During the final Carolina goal scored by Matt Cullen, Andrew Ladd cleared the crease by literally leveling a NY defenseman. The hit was a thing of beauty. Once again Andrew helped to score a goal by creating havoc in front of the net, but earns no points for his efforts.

For the most part the forwards were buzzing, creating scoring chance after scoring chance. Brind'Amour and Samsonov came close several times, as did the 3rd line of Cullen, Walker, and Ladd.

Lowlights....

There is simply no excuse for allowing three shorties. Two were on the same powerplay. In essence, that gave NY the game regardless how well they played otherwise.

On the first shortie, 3 or 4 Canes were behind their own net scrambling for the puck. Mike Sillinger was all alone in front of the net. Of course the puck came out to him and Cam Ward had no chance on that shot.

On the next shortie, it seemed like Frank Kaberle was skating in slow motion after the puck got by him at the point and he turned to go get it. Richard Park skated by him like he was standing still and buried the open opportunity. It looked like a lazy play from my angle. Kaberle must have more urgency to retrieve that puck.

Shortly after that, Sillinger got yet another shortie when Mike Commodore coughed up the puck at the blueline. I thought Ward had a good chance to stop this one because Sillinger was coming at an angle instead of straight on. The goalie had a bad night though. I'm surprised that he wasn't replaced when it was 4-1.

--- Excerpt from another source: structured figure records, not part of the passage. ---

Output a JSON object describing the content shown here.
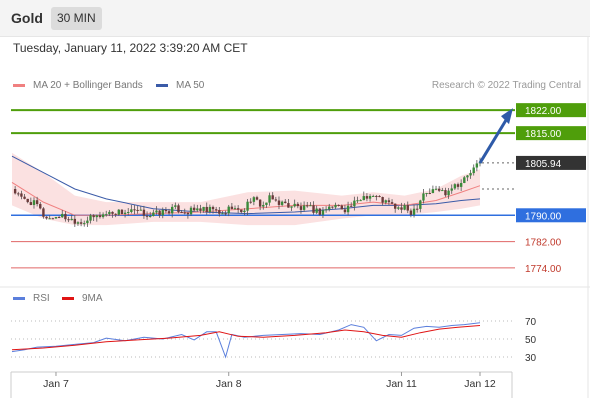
{
  "header": {
    "instrument": "Gold",
    "timeframe": "30 MIN"
  },
  "date_line": "Tuesday, January 11, 2022 3:39:20 AM CET",
  "credit": "Research © 2022 Trading Central",
  "legend": {
    "ma20": "MA 20 + Bollinger Bands",
    "ma50": "MA 50",
    "rsi": "RSI",
    "ma9": "9MA"
  },
  "colors": {
    "green": "#4f9e0b",
    "blue_level": "#2f6fdf",
    "red_level": "#e06666",
    "arrow": "#2e5aa8",
    "ma20": "#f08080",
    "ma50": "#3b5ba8",
    "rsi": "#5b7fdc",
    "ma9": "#e01414",
    "band_fill": "#fbe1e1"
  },
  "chart_data": [
    {
      "type": "candlestick",
      "title": "Gold 30 MIN",
      "ylim": [
        1770,
        1826
      ],
      "last_price": 1805.94,
      "levels": [
        {
          "value": 1822.0,
          "label": "1822.00",
          "style": "resistance"
        },
        {
          "value": 1815.0,
          "label": "1815.00",
          "style": "resistance"
        },
        {
          "value": 1805.94,
          "label": "1805.94",
          "style": "last"
        },
        {
          "value": 1790.0,
          "label": "1790.00",
          "style": "pivot"
        },
        {
          "value": 1782.0,
          "label": "1782.00",
          "style": "support"
        },
        {
          "value": 1774.0,
          "label": "1774.00",
          "style": "support"
        }
      ],
      "x_ticks": [
        {
          "label": "Jan 7",
          "bar": 14
        },
        {
          "label": "Jan 8",
          "bar": 69
        },
        {
          "label": "Jan 11",
          "bar": 124
        },
        {
          "label": "Jan 12",
          "bar": 149
        }
      ],
      "bar_count": 150,
      "close_path": [
        [
          0,
          1798
        ],
        [
          3,
          1795
        ],
        [
          6,
          1794
        ],
        [
          8,
          1793
        ],
        [
          10,
          1790
        ],
        [
          12,
          1789
        ],
        [
          15,
          1790
        ],
        [
          18,
          1789
        ],
        [
          22,
          1788
        ],
        [
          25,
          1789
        ],
        [
          28,
          1790
        ],
        [
          32,
          1791
        ],
        [
          36,
          1791
        ],
        [
          40,
          1791
        ],
        [
          44,
          1790
        ],
        [
          48,
          1791
        ],
        [
          52,
          1792
        ],
        [
          56,
          1791
        ],
        [
          60,
          1792
        ],
        [
          62,
          1791
        ],
        [
          64,
          1792
        ],
        [
          66,
          1790
        ],
        [
          68,
          1791
        ],
        [
          70,
          1793
        ],
        [
          72,
          1791
        ],
        [
          74,
          1792
        ],
        [
          76,
          1795
        ],
        [
          78,
          1794
        ],
        [
          80,
          1793
        ],
        [
          82,
          1795
        ],
        [
          85,
          1794
        ],
        [
          88,
          1793
        ],
        [
          90,
          1793
        ],
        [
          92,
          1792
        ],
        [
          95,
          1792
        ],
        [
          98,
          1791
        ],
        [
          100,
          1792
        ],
        [
          103,
          1793
        ],
        [
          106,
          1792
        ],
        [
          108,
          1793
        ],
        [
          110,
          1794
        ],
        [
          112,
          1796
        ],
        [
          115,
          1796
        ],
        [
          117,
          1795
        ],
        [
          119,
          1794
        ],
        [
          121,
          1793
        ],
        [
          123,
          1792
        ],
        [
          125,
          1792
        ],
        [
          127,
          1791
        ],
        [
          129,
          1793
        ],
        [
          131,
          1797
        ],
        [
          133,
          1797
        ],
        [
          135,
          1798
        ],
        [
          138,
          1797
        ],
        [
          140,
          1799
        ],
        [
          143,
          1800
        ],
        [
          146,
          1803
        ],
        [
          148,
          1805
        ],
        [
          149,
          1805.94
        ]
      ],
      "ma20_path": [
        [
          0,
          1800
        ],
        [
          10,
          1794
        ],
        [
          20,
          1790
        ],
        [
          30,
          1790
        ],
        [
          45,
          1790.5
        ],
        [
          60,
          1791
        ],
        [
          75,
          1792
        ],
        [
          90,
          1793
        ],
        [
          105,
          1793
        ],
        [
          115,
          1794
        ],
        [
          125,
          1793
        ],
        [
          135,
          1794.5
        ],
        [
          143,
          1797
        ],
        [
          149,
          1799
        ]
      ],
      "ma50_path": [
        [
          0,
          1808
        ],
        [
          10,
          1803
        ],
        [
          20,
          1798
        ],
        [
          30,
          1795
        ],
        [
          45,
          1792
        ],
        [
          60,
          1791
        ],
        [
          75,
          1790.5
        ],
        [
          90,
          1791
        ],
        [
          105,
          1792
        ],
        [
          115,
          1793
        ],
        [
          125,
          1793
        ],
        [
          135,
          1793.5
        ],
        [
          143,
          1794.5
        ],
        [
          149,
          1795
        ]
      ],
      "band_upper": [
        [
          0,
          1809
        ],
        [
          10,
          1803
        ],
        [
          20,
          1796
        ],
        [
          30,
          1794
        ],
        [
          45,
          1794
        ],
        [
          60,
          1794
        ],
        [
          75,
          1797
        ],
        [
          90,
          1797.5
        ],
        [
          105,
          1796
        ],
        [
          115,
          1797
        ],
        [
          125,
          1796
        ],
        [
          135,
          1798
        ],
        [
          143,
          1802
        ],
        [
          149,
          1804
        ]
      ],
      "band_lower": [
        [
          0,
          1793
        ],
        [
          10,
          1789
        ],
        [
          20,
          1787
        ],
        [
          30,
          1787
        ],
        [
          45,
          1788
        ],
        [
          60,
          1788
        ],
        [
          75,
          1787
        ],
        [
          90,
          1787
        ],
        [
          105,
          1789
        ],
        [
          115,
          1790
        ],
        [
          125,
          1790
        ],
        [
          135,
          1791
        ],
        [
          143,
          1792
        ],
        [
          149,
          1793
        ]
      ],
      "projection": {
        "from_value": 1805.94,
        "to_value": 1822
      }
    },
    {
      "type": "line",
      "title": "RSI",
      "ylim": [
        20,
        80
      ],
      "y_ticks": [
        30,
        50,
        70
      ],
      "series": [
        {
          "name": "RSI",
          "points": [
            [
              0,
              36
            ],
            [
              4,
              38
            ],
            [
              8,
              41
            ],
            [
              14,
              42
            ],
            [
              20,
              44
            ],
            [
              26,
              46
            ],
            [
              30,
              51
            ],
            [
              36,
              48
            ],
            [
              42,
              52
            ],
            [
              48,
              50
            ],
            [
              54,
              55
            ],
            [
              58,
              49
            ],
            [
              62,
              58
            ],
            [
              65,
              58
            ],
            [
              68,
              30
            ],
            [
              70,
              55
            ],
            [
              74,
              52
            ],
            [
              80,
              54
            ],
            [
              86,
              55
            ],
            [
              92,
              56
            ],
            [
              98,
              55
            ],
            [
              104,
              60
            ],
            [
              108,
              66
            ],
            [
              112,
              63
            ],
            [
              116,
              48
            ],
            [
              120,
              55
            ],
            [
              124,
              54
            ],
            [
              128,
              62
            ],
            [
              132,
              64
            ],
            [
              136,
              63
            ],
            [
              140,
              65
            ],
            [
              144,
              66
            ],
            [
              149,
              68
            ]
          ]
        },
        {
          "name": "9MA",
          "points": [
            [
              0,
              38
            ],
            [
              10,
              40
            ],
            [
              20,
              43
            ],
            [
              30,
              47
            ],
            [
              40,
              49
            ],
            [
              50,
              51
            ],
            [
              60,
              54
            ],
            [
              66,
              58
            ],
            [
              72,
              53
            ],
            [
              80,
              52
            ],
            [
              90,
              54
            ],
            [
              100,
              57
            ],
            [
              106,
              60
            ],
            [
              112,
              58
            ],
            [
              118,
              54
            ],
            [
              124,
              52
            ],
            [
              130,
              57
            ],
            [
              136,
              61
            ],
            [
              142,
              63
            ],
            [
              149,
              65
            ]
          ]
        }
      ]
    }
  ]
}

Ward had 25 saves out of 30 shots. In my opinion, a couple of those goals were pretty soft. He also had trouble handling the puck again and somehow lost it directly in front of the net for the 2nd game in a row. But once again he was lucky and no Islander was close enough to take advantage of the wide open opportunity. Calling Greg Stefan..where are you???

There still is an obvious need for a puck-moving defenseman. I recall one specific play where a single New York forward was pressuring the puck during a line change for the Islanders. The Canes defensemen were Hedican and Gleason. Both were fumbling the puck as they passed it to each other and could not get it out of the zone, even with just one forward pressuring them. A Hurricanes forward had to skate all the way back to the goal line to gather the puck and pass it out. That's just one example, but I don't think that type of play is very unusual.

"Slow" Joe Vasicek even beat the Hurricanes power play unit down the ice one time and had a chance at yet another short-handed goal. Ward was able to stop that particular shot though.

The Hurricanes are off for a week now, except for Eric Staal who will travel to Atlanta for the All Star celebration this weekend. For the moment Carolina remains in first place in the division, but as other teams have several games in hand that position is in doubt. We will see how long the lead holds up. Happy Hump Day!